In June, 1921, the Council of the League, spurred by the International Red Cross and other organizations, instituted its High Commission for Refugees and asked Nansen to administer it. For the stateless refugees under his care Nansen invented the "Nansen Passport", a document of identification which was eventually recognized by fifty-two governments. In the nine-year life of this Office, Nansen ministered to hundreds of thousands of refugees - Russian,Turkish, Armenian, Assyrian, Assyro-Chaldean - utilizing the methods that were to become classic: custodial care, repatriation, rehabilitation, resettlement, emigration, integration.

The Red Cross in 1921 asked Nansen to take on yet a third humanitarian task, that of directing relief for millions of Russians dying in the famine of 1921-1922. Help for Russia, then suspect in the eyes of most of the Western nations, was hard to muster, but Nansen pursued his task with awesome energy. In the end he gathered and distributed enough supplies to save a staggering number of people, the figures quoted ranging from 7,000,000 to 22,000,000.
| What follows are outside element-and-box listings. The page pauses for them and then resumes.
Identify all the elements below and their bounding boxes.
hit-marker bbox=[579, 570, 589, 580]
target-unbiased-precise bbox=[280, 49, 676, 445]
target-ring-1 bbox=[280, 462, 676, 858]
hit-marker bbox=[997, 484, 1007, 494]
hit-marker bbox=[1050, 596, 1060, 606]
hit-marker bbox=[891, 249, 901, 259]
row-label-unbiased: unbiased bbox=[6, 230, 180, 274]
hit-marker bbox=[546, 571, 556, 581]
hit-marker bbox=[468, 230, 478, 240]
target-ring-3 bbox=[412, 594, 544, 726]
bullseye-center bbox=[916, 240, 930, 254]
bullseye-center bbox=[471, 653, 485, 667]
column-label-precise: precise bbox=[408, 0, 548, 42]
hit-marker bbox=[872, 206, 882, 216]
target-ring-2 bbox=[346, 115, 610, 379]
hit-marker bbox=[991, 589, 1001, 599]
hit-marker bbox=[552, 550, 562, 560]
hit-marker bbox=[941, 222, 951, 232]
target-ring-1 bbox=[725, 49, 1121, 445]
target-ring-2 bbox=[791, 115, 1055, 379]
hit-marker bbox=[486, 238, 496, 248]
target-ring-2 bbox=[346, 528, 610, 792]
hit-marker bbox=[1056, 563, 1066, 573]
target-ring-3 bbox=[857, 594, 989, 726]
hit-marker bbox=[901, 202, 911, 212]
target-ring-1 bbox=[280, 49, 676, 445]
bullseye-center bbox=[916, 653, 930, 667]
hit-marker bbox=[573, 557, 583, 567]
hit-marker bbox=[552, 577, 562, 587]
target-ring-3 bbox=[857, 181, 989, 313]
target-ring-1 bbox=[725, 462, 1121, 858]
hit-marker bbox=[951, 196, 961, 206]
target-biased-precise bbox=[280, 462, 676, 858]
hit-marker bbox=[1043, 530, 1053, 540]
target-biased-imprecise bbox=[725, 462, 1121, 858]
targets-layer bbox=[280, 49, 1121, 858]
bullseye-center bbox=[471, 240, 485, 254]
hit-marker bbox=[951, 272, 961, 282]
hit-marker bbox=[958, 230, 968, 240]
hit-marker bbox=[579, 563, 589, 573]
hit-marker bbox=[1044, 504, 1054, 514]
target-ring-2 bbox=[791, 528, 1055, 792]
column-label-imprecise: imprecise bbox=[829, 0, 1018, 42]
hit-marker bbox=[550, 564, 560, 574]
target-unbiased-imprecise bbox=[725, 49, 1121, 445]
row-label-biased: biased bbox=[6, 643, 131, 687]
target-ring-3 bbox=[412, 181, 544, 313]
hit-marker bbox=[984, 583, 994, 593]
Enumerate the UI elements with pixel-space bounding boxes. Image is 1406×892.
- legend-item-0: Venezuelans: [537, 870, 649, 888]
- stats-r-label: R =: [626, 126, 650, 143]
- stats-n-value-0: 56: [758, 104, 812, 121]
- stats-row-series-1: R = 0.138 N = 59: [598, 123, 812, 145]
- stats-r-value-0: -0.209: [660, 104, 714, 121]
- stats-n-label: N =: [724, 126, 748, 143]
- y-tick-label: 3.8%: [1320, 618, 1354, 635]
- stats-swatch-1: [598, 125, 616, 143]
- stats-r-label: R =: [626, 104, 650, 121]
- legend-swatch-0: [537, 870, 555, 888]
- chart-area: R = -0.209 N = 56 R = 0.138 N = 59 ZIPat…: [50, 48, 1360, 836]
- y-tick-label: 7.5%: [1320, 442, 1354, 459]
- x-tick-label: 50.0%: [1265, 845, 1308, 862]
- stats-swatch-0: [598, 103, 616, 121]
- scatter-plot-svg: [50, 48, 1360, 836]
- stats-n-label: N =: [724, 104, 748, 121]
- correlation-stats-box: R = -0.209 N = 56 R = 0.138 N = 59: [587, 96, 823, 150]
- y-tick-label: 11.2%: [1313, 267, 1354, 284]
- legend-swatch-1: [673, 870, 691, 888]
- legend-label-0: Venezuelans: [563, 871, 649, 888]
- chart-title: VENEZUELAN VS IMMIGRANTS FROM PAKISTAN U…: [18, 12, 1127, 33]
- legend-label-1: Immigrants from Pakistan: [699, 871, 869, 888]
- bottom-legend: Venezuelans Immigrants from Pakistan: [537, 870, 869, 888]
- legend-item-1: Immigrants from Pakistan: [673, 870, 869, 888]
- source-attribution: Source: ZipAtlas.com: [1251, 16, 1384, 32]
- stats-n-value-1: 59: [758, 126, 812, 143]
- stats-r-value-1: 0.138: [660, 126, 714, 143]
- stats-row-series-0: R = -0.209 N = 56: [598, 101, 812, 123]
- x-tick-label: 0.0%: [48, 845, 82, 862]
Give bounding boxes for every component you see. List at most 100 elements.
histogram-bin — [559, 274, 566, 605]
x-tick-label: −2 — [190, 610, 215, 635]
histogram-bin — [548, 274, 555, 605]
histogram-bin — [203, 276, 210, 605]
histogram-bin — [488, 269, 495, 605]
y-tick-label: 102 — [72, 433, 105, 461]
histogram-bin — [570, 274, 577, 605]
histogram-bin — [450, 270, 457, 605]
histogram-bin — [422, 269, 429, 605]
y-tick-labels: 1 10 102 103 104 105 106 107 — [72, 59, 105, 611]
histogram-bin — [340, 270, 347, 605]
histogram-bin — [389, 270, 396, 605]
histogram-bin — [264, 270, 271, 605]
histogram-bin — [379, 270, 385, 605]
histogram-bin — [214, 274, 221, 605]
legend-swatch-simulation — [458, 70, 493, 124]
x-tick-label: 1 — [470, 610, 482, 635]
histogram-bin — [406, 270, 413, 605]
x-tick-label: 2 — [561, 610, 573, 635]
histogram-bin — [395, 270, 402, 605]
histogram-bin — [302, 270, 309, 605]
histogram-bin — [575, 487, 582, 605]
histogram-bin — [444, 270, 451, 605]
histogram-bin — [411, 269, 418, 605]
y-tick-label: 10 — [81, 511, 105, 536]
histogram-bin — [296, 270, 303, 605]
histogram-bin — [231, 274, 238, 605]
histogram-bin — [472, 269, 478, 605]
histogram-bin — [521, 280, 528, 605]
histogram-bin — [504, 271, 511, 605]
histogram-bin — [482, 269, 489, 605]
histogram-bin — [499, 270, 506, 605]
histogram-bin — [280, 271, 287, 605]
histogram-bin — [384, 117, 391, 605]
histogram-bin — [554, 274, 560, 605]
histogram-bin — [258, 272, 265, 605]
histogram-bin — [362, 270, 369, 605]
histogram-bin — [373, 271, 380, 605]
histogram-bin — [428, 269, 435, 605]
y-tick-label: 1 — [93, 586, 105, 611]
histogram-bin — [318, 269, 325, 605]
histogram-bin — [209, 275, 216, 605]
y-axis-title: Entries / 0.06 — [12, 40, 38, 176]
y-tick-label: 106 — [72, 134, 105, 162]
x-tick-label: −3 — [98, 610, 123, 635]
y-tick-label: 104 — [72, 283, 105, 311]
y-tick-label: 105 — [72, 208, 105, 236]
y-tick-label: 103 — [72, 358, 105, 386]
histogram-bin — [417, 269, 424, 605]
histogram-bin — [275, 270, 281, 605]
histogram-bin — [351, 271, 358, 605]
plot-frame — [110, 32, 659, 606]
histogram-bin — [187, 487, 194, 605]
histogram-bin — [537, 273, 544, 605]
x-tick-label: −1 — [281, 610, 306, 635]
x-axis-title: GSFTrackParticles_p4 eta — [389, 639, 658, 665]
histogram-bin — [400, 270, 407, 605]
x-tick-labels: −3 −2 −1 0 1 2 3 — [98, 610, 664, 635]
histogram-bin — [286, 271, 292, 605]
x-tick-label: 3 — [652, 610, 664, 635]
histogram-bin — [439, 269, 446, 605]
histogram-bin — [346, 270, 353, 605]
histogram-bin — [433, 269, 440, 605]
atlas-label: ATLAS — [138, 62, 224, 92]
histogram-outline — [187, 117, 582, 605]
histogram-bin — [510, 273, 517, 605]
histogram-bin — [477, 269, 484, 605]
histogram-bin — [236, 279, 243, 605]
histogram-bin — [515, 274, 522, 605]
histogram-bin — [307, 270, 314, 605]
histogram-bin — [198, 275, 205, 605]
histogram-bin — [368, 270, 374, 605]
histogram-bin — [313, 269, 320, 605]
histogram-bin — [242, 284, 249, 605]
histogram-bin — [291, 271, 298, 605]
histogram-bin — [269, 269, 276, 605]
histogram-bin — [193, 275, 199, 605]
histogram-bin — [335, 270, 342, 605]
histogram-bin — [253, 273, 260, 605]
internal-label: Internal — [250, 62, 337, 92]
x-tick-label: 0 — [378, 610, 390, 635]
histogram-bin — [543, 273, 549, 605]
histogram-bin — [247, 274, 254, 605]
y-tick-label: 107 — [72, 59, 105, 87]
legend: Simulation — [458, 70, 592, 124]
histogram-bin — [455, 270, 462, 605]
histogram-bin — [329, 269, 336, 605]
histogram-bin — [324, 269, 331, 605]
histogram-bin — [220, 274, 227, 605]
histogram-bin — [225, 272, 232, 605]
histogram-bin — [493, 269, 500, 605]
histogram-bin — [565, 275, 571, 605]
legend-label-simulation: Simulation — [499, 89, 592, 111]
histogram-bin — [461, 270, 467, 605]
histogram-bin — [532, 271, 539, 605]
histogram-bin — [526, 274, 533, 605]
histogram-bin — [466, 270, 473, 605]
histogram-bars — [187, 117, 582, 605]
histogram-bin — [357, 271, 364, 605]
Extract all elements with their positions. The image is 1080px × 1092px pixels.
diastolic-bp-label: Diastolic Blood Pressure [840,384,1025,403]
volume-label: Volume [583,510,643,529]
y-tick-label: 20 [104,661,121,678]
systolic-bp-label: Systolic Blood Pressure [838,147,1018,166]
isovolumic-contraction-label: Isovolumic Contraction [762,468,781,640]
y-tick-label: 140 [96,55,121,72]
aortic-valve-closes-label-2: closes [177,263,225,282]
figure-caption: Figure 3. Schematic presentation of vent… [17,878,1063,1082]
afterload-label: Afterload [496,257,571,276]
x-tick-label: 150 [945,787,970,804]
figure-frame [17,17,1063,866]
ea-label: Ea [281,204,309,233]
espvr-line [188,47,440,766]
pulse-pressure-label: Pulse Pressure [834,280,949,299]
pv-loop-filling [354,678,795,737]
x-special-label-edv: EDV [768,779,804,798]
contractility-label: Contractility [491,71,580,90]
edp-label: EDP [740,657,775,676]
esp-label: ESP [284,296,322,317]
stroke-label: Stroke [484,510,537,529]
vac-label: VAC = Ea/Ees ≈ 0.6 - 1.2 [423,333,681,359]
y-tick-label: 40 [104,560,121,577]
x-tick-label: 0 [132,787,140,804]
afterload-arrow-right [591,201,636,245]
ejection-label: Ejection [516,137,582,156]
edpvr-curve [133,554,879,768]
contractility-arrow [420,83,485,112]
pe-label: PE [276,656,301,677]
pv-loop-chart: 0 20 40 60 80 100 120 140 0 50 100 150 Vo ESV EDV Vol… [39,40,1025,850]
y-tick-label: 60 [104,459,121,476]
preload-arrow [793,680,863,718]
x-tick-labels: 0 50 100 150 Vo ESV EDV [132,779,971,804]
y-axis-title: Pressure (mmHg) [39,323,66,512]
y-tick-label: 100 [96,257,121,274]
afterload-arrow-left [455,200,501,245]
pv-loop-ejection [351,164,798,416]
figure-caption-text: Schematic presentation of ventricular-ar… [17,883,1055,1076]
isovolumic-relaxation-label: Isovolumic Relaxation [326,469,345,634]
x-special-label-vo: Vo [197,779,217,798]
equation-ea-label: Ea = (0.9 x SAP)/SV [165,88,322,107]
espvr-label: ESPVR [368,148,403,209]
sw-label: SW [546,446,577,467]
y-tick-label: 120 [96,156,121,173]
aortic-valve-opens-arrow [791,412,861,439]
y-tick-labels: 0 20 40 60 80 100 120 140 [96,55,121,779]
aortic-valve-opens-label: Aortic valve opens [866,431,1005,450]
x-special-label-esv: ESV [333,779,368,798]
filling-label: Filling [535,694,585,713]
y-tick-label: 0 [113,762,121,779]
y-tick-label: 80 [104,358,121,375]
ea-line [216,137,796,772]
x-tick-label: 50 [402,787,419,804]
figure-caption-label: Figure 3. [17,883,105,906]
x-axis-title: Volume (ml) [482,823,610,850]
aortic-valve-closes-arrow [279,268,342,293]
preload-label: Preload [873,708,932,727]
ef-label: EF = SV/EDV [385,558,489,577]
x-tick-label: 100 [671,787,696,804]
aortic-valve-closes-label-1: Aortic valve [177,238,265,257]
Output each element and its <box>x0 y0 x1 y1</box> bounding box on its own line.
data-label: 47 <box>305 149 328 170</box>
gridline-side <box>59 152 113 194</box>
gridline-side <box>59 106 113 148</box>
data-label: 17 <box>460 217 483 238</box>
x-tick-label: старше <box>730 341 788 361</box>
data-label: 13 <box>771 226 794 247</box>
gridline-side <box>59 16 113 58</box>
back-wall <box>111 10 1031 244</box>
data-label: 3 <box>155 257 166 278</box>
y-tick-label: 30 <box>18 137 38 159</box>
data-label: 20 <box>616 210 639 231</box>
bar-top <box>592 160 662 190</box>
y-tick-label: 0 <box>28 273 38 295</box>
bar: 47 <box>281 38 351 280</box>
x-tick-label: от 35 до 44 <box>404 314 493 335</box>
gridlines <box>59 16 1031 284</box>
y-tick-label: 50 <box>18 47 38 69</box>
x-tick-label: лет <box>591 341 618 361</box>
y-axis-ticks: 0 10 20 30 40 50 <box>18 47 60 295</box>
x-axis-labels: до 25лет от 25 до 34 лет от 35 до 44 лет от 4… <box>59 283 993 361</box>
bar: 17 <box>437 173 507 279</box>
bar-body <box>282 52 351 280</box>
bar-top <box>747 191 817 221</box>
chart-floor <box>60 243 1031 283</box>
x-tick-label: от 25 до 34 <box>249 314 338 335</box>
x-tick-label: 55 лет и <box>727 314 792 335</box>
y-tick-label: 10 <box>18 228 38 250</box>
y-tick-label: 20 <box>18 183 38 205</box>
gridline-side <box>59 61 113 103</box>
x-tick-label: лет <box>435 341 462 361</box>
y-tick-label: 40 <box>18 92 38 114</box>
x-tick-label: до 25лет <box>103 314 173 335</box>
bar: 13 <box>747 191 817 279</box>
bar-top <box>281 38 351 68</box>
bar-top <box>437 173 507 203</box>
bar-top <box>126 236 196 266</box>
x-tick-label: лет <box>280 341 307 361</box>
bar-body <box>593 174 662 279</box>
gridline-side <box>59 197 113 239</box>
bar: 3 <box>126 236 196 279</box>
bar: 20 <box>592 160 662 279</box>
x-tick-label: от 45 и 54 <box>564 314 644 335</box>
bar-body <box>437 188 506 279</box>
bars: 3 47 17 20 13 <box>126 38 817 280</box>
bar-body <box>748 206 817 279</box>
In 1922 at the request of the Greek government and with the approval of the League of Nations, Nansen tried to solve the problem of the Greek refugees who poured into their native land from their homes in Asia Minor after the Greek army had been defeated by the Turks. Nansen arranged an exchange of about 1,250,000 Greeks living on Turkish soil for about 500,000 Turks living in Greece, with appropriate indemnification and provisions for giving them the opportunity for a new start in life.

Nansen's fifth great humanitarian effort, at the invitation of the League in 1925, was to save the remnants of the Armenian people from extinction. He drew up a political, industrial, and financial plan for creating a national home for the Armenians in Erivan that foreshadowed what the United Nations Technical Assistance Board and the International Bank of Development and Reconstruction have done in the post-World War II period. The League failed to implement the plan, but the Nansen International Office for Refugees later settled some 10,000 in Erivan and 40,000 in Syria and Lebanon.

Nansen died on May 13, 1930, and was buried on May 17, Norway's Independence Day.